Un marché du travail toujours tendu

Avec un taux de chômage situé à 3,6% aux Etats-Unis en mai et alors qu’il n’atteint plus que 2,1% en Suisse, le niveau de sans-emploi se situe à l’un de ses plus bas niveaux historiques dans plusieurs pays. «Ce n’est bien sûr pas négatif en soi mais cela enlève une partie de la marge de manœuvre dont disposent les entreprises lorsqu’elles doivent recruter», observe Andréa Maechler. En corollaire, il y a une forte hausse des salaires nominaux dans certains pays – aux Etats-Unis, elle se situe entre 6 et 7%, tandis qu’elle est d’environ 2,5% dans la zone euro.

Compte tenu de tous ces éléments, la question n’est pas seulement de savoir à quel niveau l’inflation se situe actuellement mais aussi de tenir compte de la dynamique de l’évolution des prix, a-t-elle mis en perspective.

La force du franc, un rempart suffisant contre l’inflation?

La force du franc, qui contribue à réduire les coûts des biens importés, ne suffirait-elle pas à limiter les risques d’une envolée de l’inflation en Suisse, pour peu que l’on laisse la monnaie helvétique s’apprécier un peu plus? A ce sujet, Andréa Maechler relève le fait que le franc suisse n’a pas autant joué son rôle de monnaie refuge depuis l’éclatement de la guerre en Ukraine comme cela a été le cas dans le contexte d’autres crises. La BNS est prête à agir à la fois contre une trop forte appréciation du franc – mais aussi contre une trop forte dépréciation du de la monnaie helvétique, a-t-elle jugé utile de préciser.
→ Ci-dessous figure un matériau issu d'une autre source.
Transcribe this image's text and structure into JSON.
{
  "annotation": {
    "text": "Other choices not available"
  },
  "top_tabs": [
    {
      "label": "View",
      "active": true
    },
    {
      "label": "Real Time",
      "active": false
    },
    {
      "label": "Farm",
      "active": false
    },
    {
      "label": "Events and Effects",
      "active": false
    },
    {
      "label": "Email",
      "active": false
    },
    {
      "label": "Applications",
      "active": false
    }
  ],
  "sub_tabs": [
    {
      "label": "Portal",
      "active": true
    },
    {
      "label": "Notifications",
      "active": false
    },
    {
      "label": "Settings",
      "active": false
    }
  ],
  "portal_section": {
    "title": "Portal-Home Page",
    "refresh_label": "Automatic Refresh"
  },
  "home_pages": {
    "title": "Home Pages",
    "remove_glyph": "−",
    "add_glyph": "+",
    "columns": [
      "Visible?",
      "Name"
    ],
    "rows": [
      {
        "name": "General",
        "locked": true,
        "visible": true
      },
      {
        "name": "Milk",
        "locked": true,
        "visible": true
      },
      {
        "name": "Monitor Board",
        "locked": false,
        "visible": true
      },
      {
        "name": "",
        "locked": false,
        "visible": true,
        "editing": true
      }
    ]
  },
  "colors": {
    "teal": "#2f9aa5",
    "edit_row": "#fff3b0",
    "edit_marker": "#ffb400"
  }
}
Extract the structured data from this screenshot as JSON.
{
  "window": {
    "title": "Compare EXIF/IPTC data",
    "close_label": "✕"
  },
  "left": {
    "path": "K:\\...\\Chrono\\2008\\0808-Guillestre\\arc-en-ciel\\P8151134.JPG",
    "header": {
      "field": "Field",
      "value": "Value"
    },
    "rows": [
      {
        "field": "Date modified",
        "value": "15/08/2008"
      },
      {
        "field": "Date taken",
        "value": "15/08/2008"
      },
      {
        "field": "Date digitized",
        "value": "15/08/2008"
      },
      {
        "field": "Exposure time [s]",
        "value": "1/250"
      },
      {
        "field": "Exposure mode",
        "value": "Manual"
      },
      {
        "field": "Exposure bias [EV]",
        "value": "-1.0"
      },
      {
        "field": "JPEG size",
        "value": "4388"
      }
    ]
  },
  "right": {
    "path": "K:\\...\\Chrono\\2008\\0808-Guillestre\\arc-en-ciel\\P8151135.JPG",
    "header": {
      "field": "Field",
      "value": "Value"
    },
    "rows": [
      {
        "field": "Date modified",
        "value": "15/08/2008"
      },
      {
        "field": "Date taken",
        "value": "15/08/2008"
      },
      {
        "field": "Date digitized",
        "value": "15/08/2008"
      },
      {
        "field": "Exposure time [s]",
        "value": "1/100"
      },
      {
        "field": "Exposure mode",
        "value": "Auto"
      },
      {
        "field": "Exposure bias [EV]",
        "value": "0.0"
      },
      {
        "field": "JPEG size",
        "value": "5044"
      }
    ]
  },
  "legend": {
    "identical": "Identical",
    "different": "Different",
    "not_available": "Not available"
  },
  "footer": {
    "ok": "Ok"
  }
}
Jeudi, la devise helvétique a regagné du terrain face la monnaie européenne, s’appréciant momentanément à 1,0131 franc par euro en milieu d’après-midi, comparé à 1,0380 franc par euro en début de matinée avant l’annonce. Quel est le nouveau seuil de tolérance de la BNS concernant le franc? «Passons à la prochaine question», s’est contenté de répondre Andréa Maechler.